Last week, a vote on the bipartisan $1 trillion infrastructure package failed in the U.S. Senate, with even Senate Majority Leader Chuck Schumer voting against it (in a procedural move).
But on Wednesday, signals came that the bill may finally be moving forward.
Republican Sen. Rob Portman of Ohio said Wednesday the bipartisan group negotiating the package had reached an agreement on the major issues, were working on legislative text but were “prepared to move forward.”
Hours later, the Senate did just that, voting to advance the legislation and setting up a final vote on the bill, likely to come within the next several days.
That procedural motion passed 67-32, with 17 Republicans – including Minority Leader Mitch McConnell — joining all 50 Democrats to begin legislative action.
According to NPR, Arizona Sen. Kyrsten Sinema, who has been leading talks for the Democrats, told reporters they were “very excited to have a deal.” She said she had spoken to President Joe Biden and he seemed “confident” about the bill, according to NPR.
During remarks Wednesday in Pennsylvania, Biden added that he was working with Democrats and Republicans on the deal because “while there’s a lot we don’t agree on, I believe that we should be able to work together on the few things we do agree on.”
The bill is expected to be around $1.2 trillion over eight years, with roughly $550 billion in new spending. Details on key issues were still being worked out.
Republican Sen. Susan Collins of Maine said there is $65 billion for broadband deployment in the bill. She acknowledged “it has not been easy” to get a deal, “but we have reached agreement on the major issues,” according to NPR.
A White House fact sheet on the deal also outlines:
- $110 billion for roads, bridges and other major projects;
- $11 billion in transportation safety programs;
- $39 billion in transit modernization and improved accessibility;
- $66 billion in rail;
- $7.5 billion to build a national network of electric vehicle chargers;
- $73 billion in power infrastructure and clean energy transmission.
Portman said the bill is paid for, including using funds from combating fraud in unemployment assistance programs.
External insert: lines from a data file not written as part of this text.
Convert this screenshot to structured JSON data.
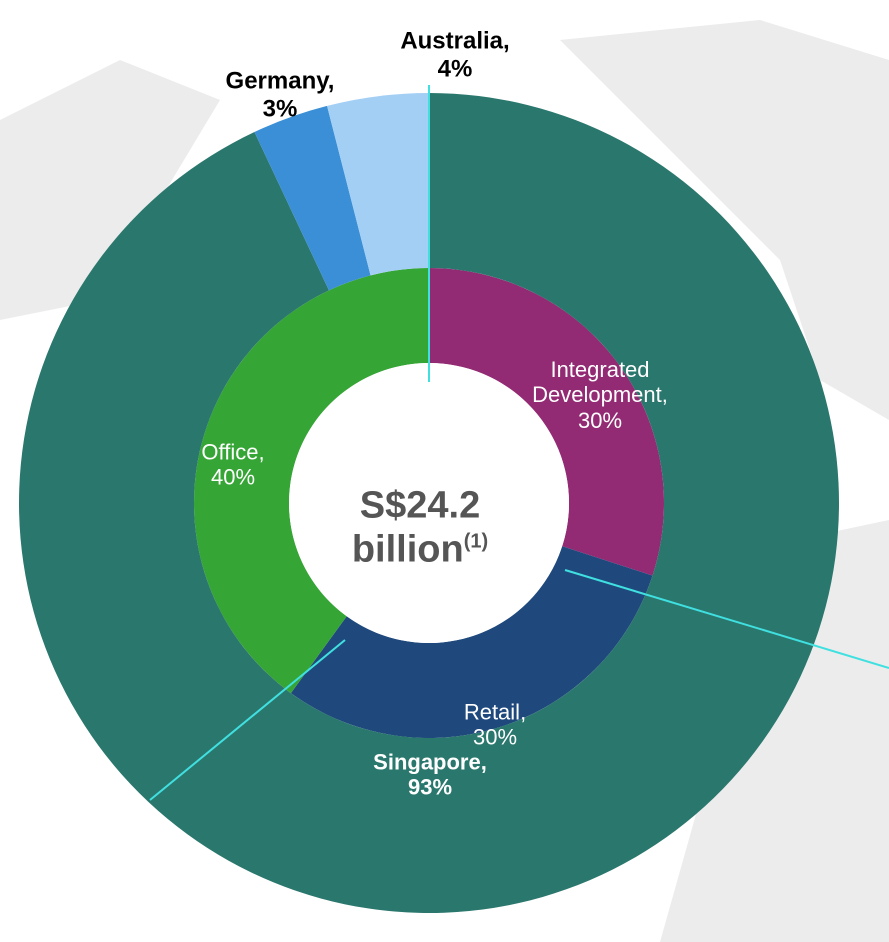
{
  "chart_data": {
    "type": "donut",
    "center_text": [
      "S$24.2",
      "billion"
    ],
    "center_note": "(1)",
    "rings": [
      {
        "categories": [
          "Integrated Development",
          "Retail",
          "Office"
        ],
        "values": [
          30,
          30,
          40
        ],
        "value_labels": [
          "Integrated\nDevelopment,\n30%",
          "Retail,\n30%",
          "Office,\n40%"
        ],
        "colors": [
          "#922b73",
          "#1f497d",
          "#35a535"
        ]
      },
      {
        "categories": [
          "Singapore",
          "Germany",
          "Australia"
        ],
        "values": [
          93,
          3,
          4
        ],
        "value_labels": [
          "Singapore,\n93%",
          "Germany,\n3%",
          "Australia,\n4%"
        ],
        "colors": [
          "#2a776d",
          "#3a8fd6",
          "#a3cff5"
        ]
      }
    ]
  }
}
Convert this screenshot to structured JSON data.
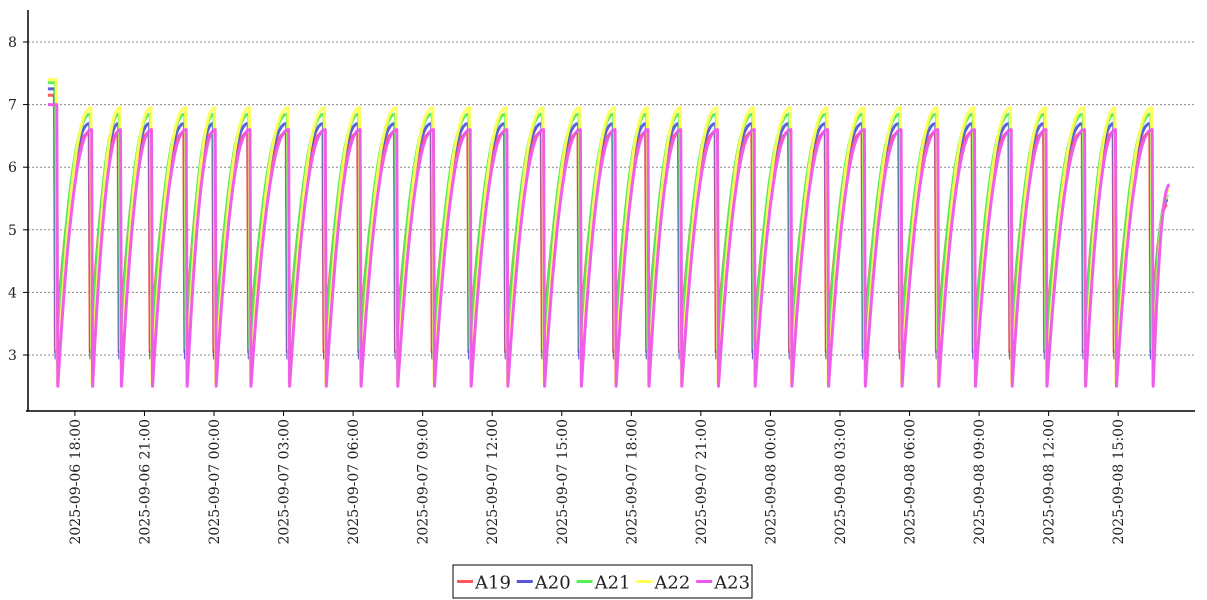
{
  "chart_data": {
    "type": "line",
    "title": "",
    "xlabel": "",
    "ylabel": "",
    "ylim": [
      2.3,
      8.5
    ],
    "yticks": [
      3,
      4,
      5,
      6,
      7,
      8
    ],
    "grid": "horizontal dotted",
    "legend_position": "bottom-center",
    "x_start": "2025-09-06 16:40",
    "x_end": "2025-09-08 17:40",
    "xticks": [
      "2025-09-06  18:00",
      "2025-09-06  21:00",
      "2025-09-07  00:00",
      "2025-09-07  03:00",
      "2025-09-07  06:00",
      "2025-09-07  09:00",
      "2025-09-07  12:00",
      "2025-09-07  15:00",
      "2025-09-07  18:00",
      "2025-09-07  21:00",
      "2025-09-08  00:00",
      "2025-09-08  03:00",
      "2025-09-08  06:00",
      "2025-09-08  09:00",
      "2025-09-08  12:00",
      "2025-09-08  15:00"
    ],
    "cycle_resets": [
      "2025-09-06 17:10",
      "2025-09-06 18:40",
      "2025-09-06 19:55",
      "2025-09-06 21:15",
      "2025-09-06 22:45",
      "2025-09-07 00:00",
      "2025-09-07 01:30",
      "2025-09-07 03:10",
      "2025-09-07 04:45",
      "2025-09-07 06:15",
      "2025-09-07 07:50",
      "2025-09-07 09:25",
      "2025-09-07 11:00",
      "2025-09-07 12:35",
      "2025-09-07 14:10",
      "2025-09-07 15:45",
      "2025-09-07 17:15",
      "2025-09-07 18:40",
      "2025-09-07 20:05",
      "2025-09-07 21:40",
      "2025-09-07 23:15",
      "2025-09-08 00:50",
      "2025-09-08 02:25",
      "2025-09-08 04:00",
      "2025-09-08 05:35",
      "2025-09-08 07:10",
      "2025-09-08 08:45",
      "2025-09-08 10:20",
      "2025-09-08 11:50",
      "2025-09-08 13:30",
      "2025-09-08 14:50",
      "2025-09-08 16:25"
    ],
    "series": [
      {
        "name": "A19",
        "color": "#ff5555",
        "peak": 6.55,
        "trough": 3.05
      },
      {
        "name": "A20",
        "color": "#5555dd",
        "peak": 6.7,
        "trough": 2.95
      },
      {
        "name": "A21",
        "color": "#55ee55",
        "peak": 6.85,
        "trough": 3.1
      },
      {
        "name": "A22",
        "color": "#ffff55",
        "peak": 6.95,
        "trough": 2.55
      },
      {
        "name": "A23",
        "color": "#ee55ee",
        "peak": 6.6,
        "trough": 2.5
      }
    ]
  }
}
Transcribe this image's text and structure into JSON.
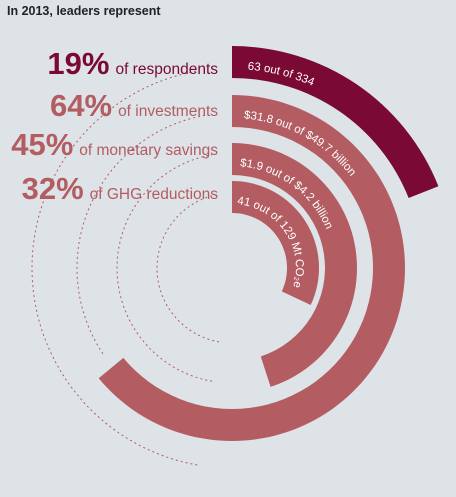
{
  "title": "In 2013, leaders represent",
  "colors": {
    "background": "#dde3e7",
    "highlight": "#7a0a33",
    "ring": "#b35d62",
    "guide": "#b35d62"
  },
  "chart_data": {
    "type": "radial-bar",
    "title": "In 2013, leaders represent",
    "series": [
      {
        "percent": 19,
        "pct_label": "19%",
        "description": "of respondents",
        "detail": "63 out of 334",
        "highlight": true
      },
      {
        "percent": 64,
        "pct_label": "64%",
        "description": "of investments",
        "detail": "$31.8 out of $49.7 billion",
        "highlight": false
      },
      {
        "percent": 45,
        "pct_label": "45%",
        "description": "of monetary savings",
        "detail": "$1.9 out of $4.2 billion",
        "highlight": false
      },
      {
        "percent": 32,
        "pct_label": "32%",
        "description": "of GHG reductions",
        "detail": "41 out of 129 Mt CO₂e",
        "highlight": false
      }
    ]
  }
}
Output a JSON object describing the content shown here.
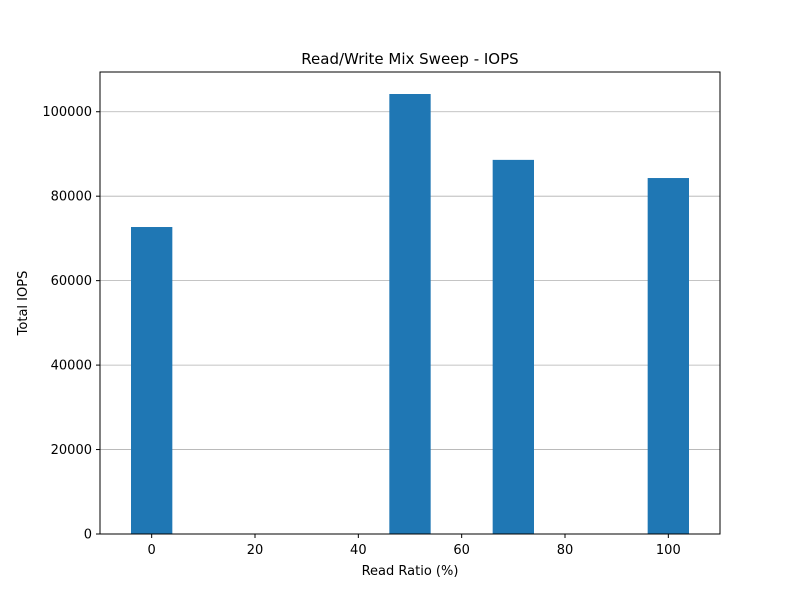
{
  "chart_data": {
    "type": "bar",
    "title": "Read/Write Mix Sweep - IOPS",
    "xlabel": "Read Ratio (%)",
    "ylabel": "Total IOPS",
    "x": [
      0,
      50,
      70,
      100
    ],
    "values": [
      72700,
      104200,
      88600,
      84300
    ],
    "bar_width": 8,
    "xlim": [
      -10,
      110
    ],
    "ylim": [
      0,
      109410
    ],
    "xticks": [
      0,
      20,
      40,
      60,
      80,
      100
    ],
    "yticks": [
      0,
      20000,
      40000,
      60000,
      80000,
      100000
    ],
    "grid": "y-axis major",
    "color": "#1f77b4"
  }
}
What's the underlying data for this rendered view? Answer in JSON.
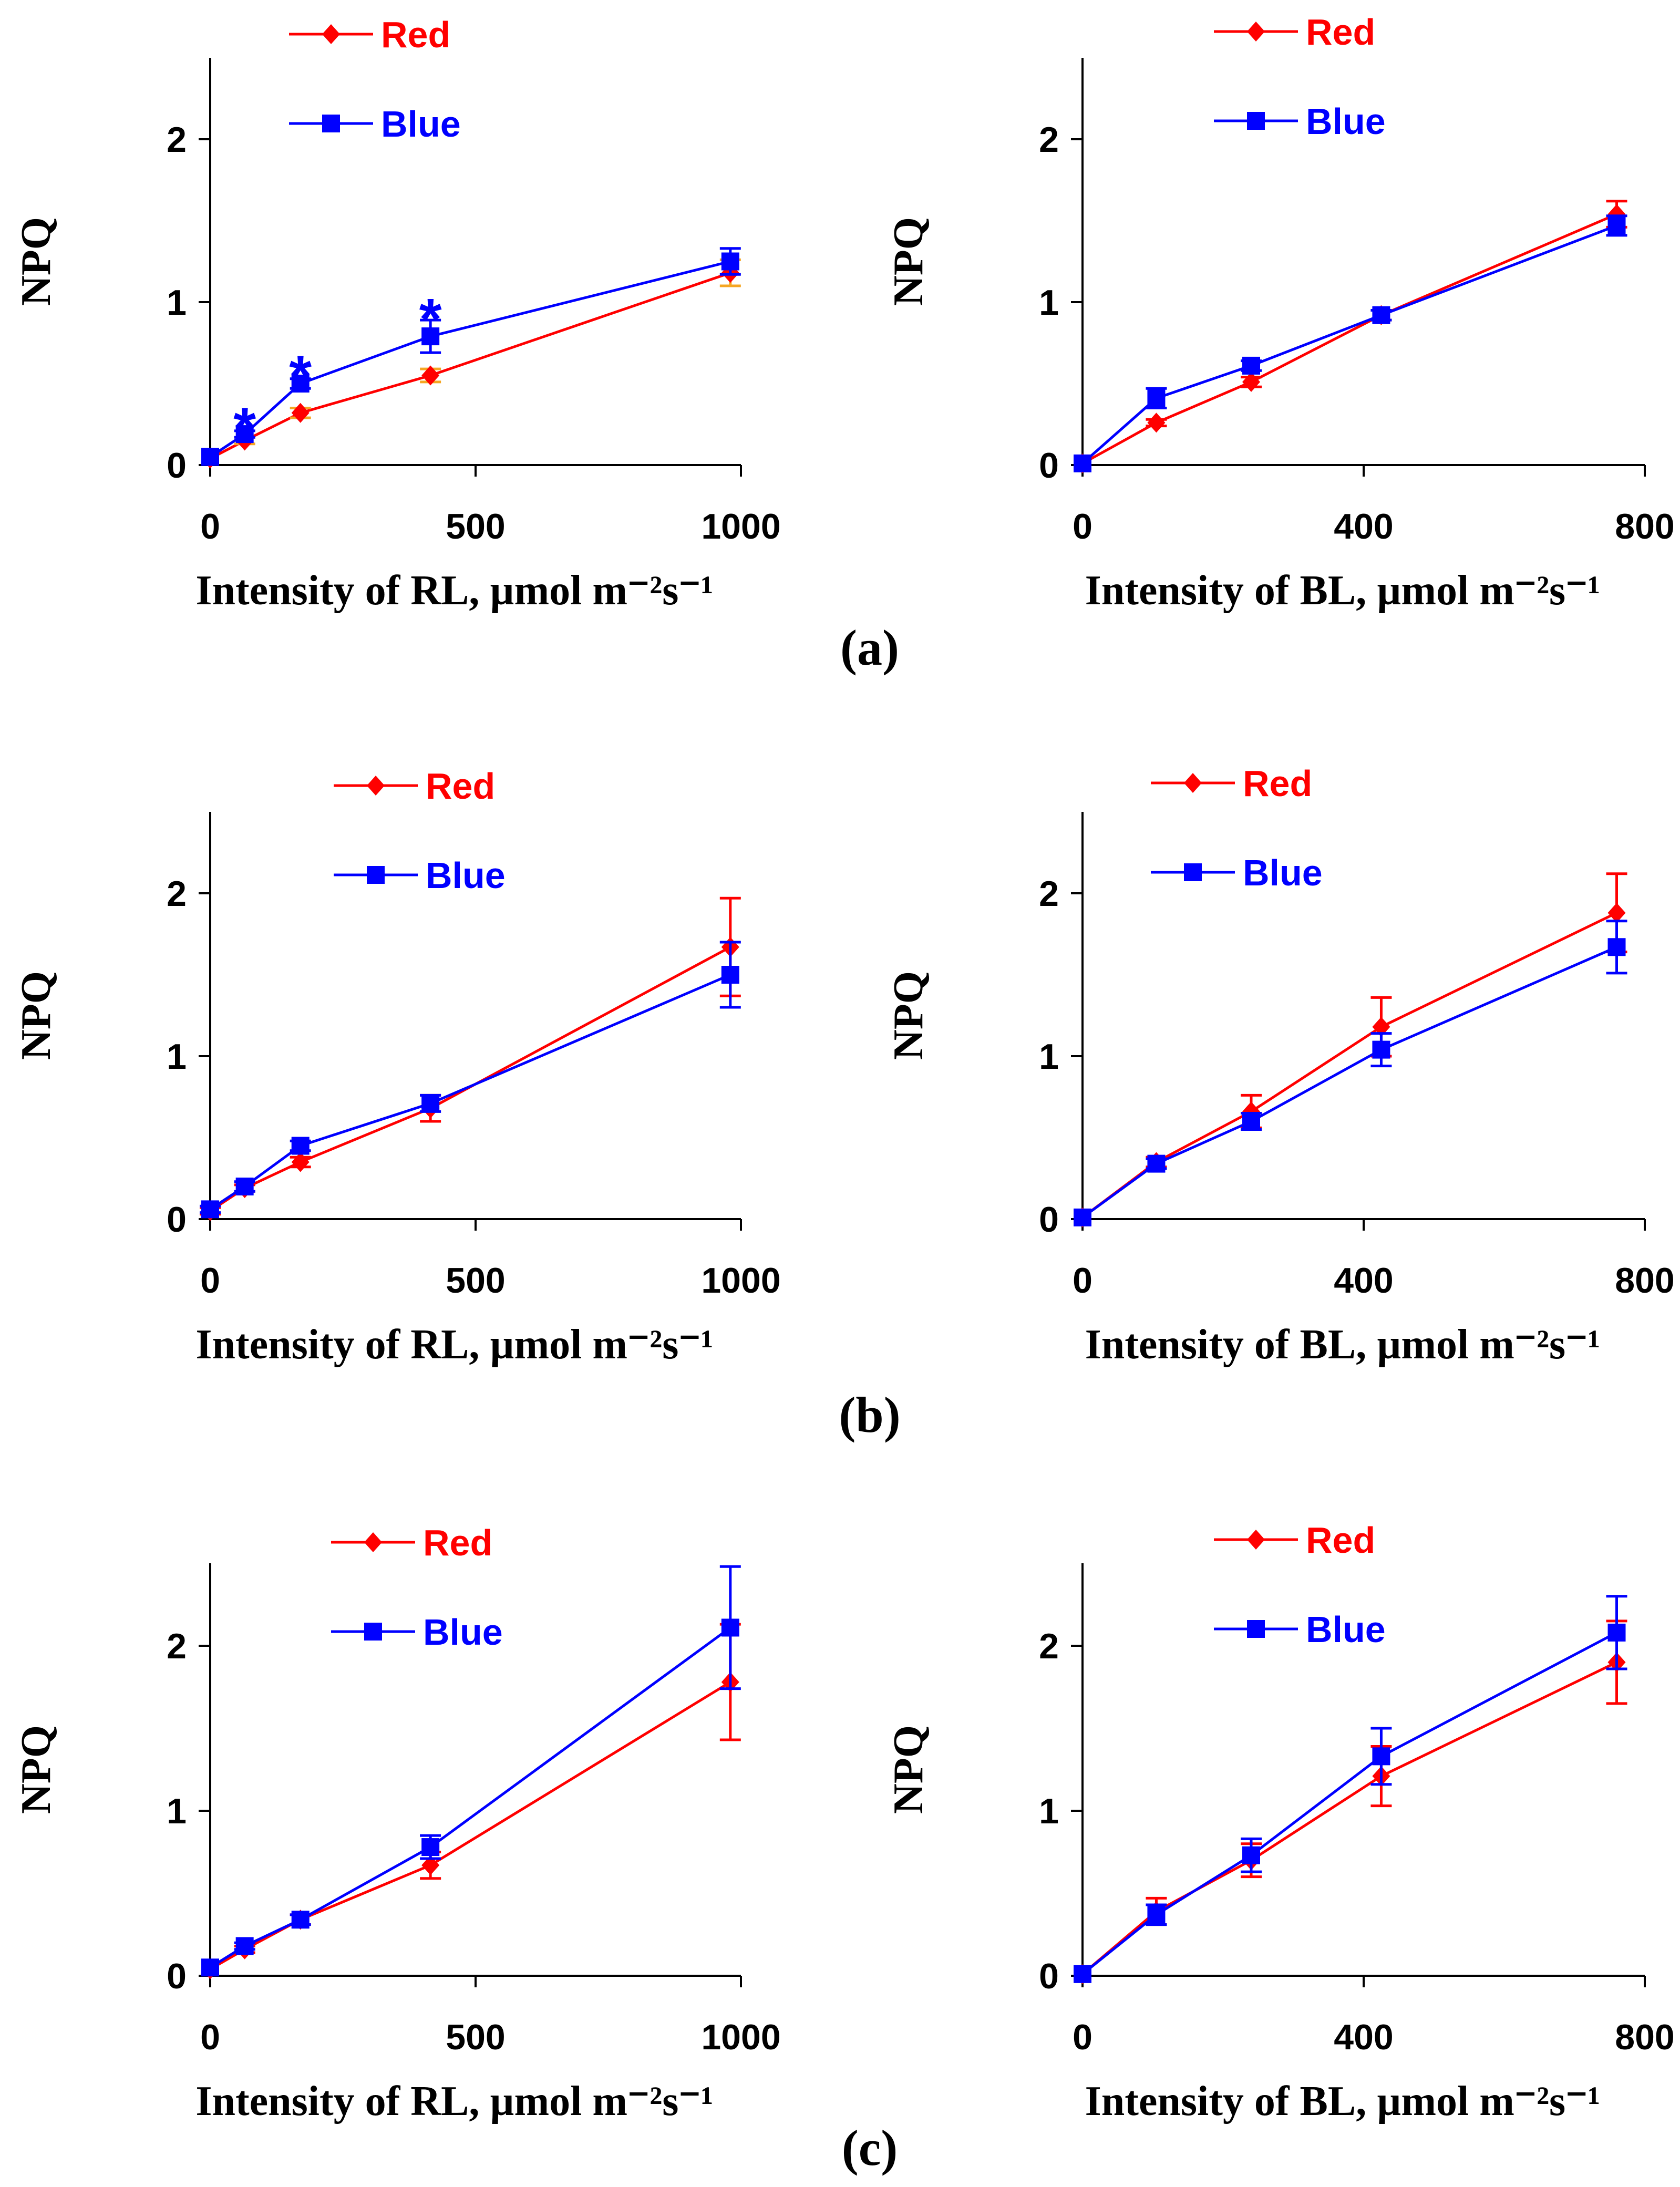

The White House said it will also be offset in part by “targeted corporate user fees” as well as economic growth that’s expected from the investments.
The group is awaiting a final price tag from the Congressional Budget Office.
According to NPR, South Dakota Republican Sen. John Thune, who opposed the procedural motion, told reporters that Republicans still wanted to see the final details, but he was open to voting for the bill.
“I want to encourage this because I think it’s good to have a bipartisan exercise around here once in a while on something that matters, and it’s important to people in the country,” Thune said. He thought leaders would work on a deal to consider amendments so both sides could try to add elements.
Senate Democrats are also trying to push the $3.5 trillion spending package that is the key component of Biden’s economic plan.
Schumer said Wednesday the Senate was “on track to do both,” according to Yahoo! News.
But he’s facing some pushback from inside his own party. Synema said she’s “made clear” she supports beginning the process, but does not support “a bill that costs $3.5 trillion.”
“In the coming months, I will work in good faith to develop this legislation with my colleagues and the administration to strengthen Arizona’s economy and help Arizona’s everyday families get ahead,” Sinema said in a statement to the Arizona Republic.